The Scholars (Rulin Waishi) / Wu Jingzi

Foreign Languages Press, Peking. 1964. Transl. Yang Hsien-yi & Gladys Yang.
Reprinted by Columbia University Press, New York. 1992. New preface by C.T. Hsia.


The Scholars is a sprawling book, with a hundred or so characters weaving in and out of the narrative, some of whom stay on the scene for extended periods, or who make only one appearance and then return as echoes in the speech of others. This novel is usually characterized as a sendup of the hypocrisy and pretensions of the literati in traditional China, but it is much more than that. As a novelist of manners, Wu is reminiscent of Austen: sympathetic to his flawed and complex protagonists, ruthlessly derisive of those he ridicules, and keenly observant of manners and morals throughout. Here, of course, the moral framework is that of Confucian ritual, and the rectitude, order, and resonance of ritual properly observed is the high point of the novel's supposed climax, where Du Shaoqing (a character made in Wu's own likeness) and a band of local scholars undertake the inauguration of a temple which they have raised funds to build.

The standard interpretation holds that this climax somehow falls short; for all its promise, the scenes that follow wend away from it and do not reach any strong resolution. The rest of the novel is said by CT Hsia (in his preface to the Columbia edition, 1992) to be "a miscellaneous group of stories without apparent design." Such a view, however, seems to be conditioned by the narrative expectations of the modern novel. The book as a whole has a symmetry: just as the scenes before the climax build up the chain of events that lead to the perfect ritual moment, so do the chapters thereafter lead us away from that brief perfection at the temple, back into the messy, contentious world of affairs. And just as Wu, at the beginning of the novel, brings us into the clamor and hypocrisy of the worldly milieu by describing how a young painter, Wang Mian, shies away from it, he ends the novel by withdrawing us into a grove to watch two old men in their eremitic retirement.

If the trip in between seemed messy and sometimes vague, it was precisely because the world itself is messy and vague.

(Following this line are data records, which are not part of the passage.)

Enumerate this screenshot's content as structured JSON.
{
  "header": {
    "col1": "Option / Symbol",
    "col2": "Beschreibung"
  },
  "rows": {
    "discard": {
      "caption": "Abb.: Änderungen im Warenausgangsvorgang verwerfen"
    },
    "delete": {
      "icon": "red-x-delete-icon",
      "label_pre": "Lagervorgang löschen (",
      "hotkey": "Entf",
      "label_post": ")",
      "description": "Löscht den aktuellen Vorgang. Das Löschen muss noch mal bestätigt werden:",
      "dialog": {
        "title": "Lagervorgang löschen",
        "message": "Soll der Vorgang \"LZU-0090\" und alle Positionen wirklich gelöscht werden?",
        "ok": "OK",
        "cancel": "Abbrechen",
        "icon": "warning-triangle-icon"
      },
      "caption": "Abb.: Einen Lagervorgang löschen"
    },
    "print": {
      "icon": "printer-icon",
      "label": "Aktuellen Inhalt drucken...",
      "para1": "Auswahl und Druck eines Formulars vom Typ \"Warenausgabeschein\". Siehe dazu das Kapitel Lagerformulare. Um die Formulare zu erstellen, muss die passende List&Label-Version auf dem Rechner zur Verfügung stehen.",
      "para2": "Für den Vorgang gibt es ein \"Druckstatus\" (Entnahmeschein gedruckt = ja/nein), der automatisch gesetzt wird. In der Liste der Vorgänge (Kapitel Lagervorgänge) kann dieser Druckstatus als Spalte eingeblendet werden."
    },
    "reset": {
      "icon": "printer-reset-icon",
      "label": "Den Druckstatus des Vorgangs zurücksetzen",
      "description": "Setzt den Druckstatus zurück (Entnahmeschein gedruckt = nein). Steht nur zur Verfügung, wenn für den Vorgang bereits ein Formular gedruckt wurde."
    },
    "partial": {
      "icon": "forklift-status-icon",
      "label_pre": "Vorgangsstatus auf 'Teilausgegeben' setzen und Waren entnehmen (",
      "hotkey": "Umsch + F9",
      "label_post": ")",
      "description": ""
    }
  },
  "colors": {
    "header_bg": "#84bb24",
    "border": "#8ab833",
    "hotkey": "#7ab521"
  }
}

Wu, consciously or not, helps this sense of disorientation by the transitions between his chapters, the style of which would not be out of place in a modern movie. After the scene or story of each chapter, Wu focuses on and follows one of the characters as he walks into another scene that plays itself out in the next. This gives the feeling that one is being led, through streets and houses and canals, about a problematic and yet vibrant society, with the author's incisive character sketches as a particularly effective guide, leaving us with as true an impression of both human fallibility and nobility as any we see with our own eyes.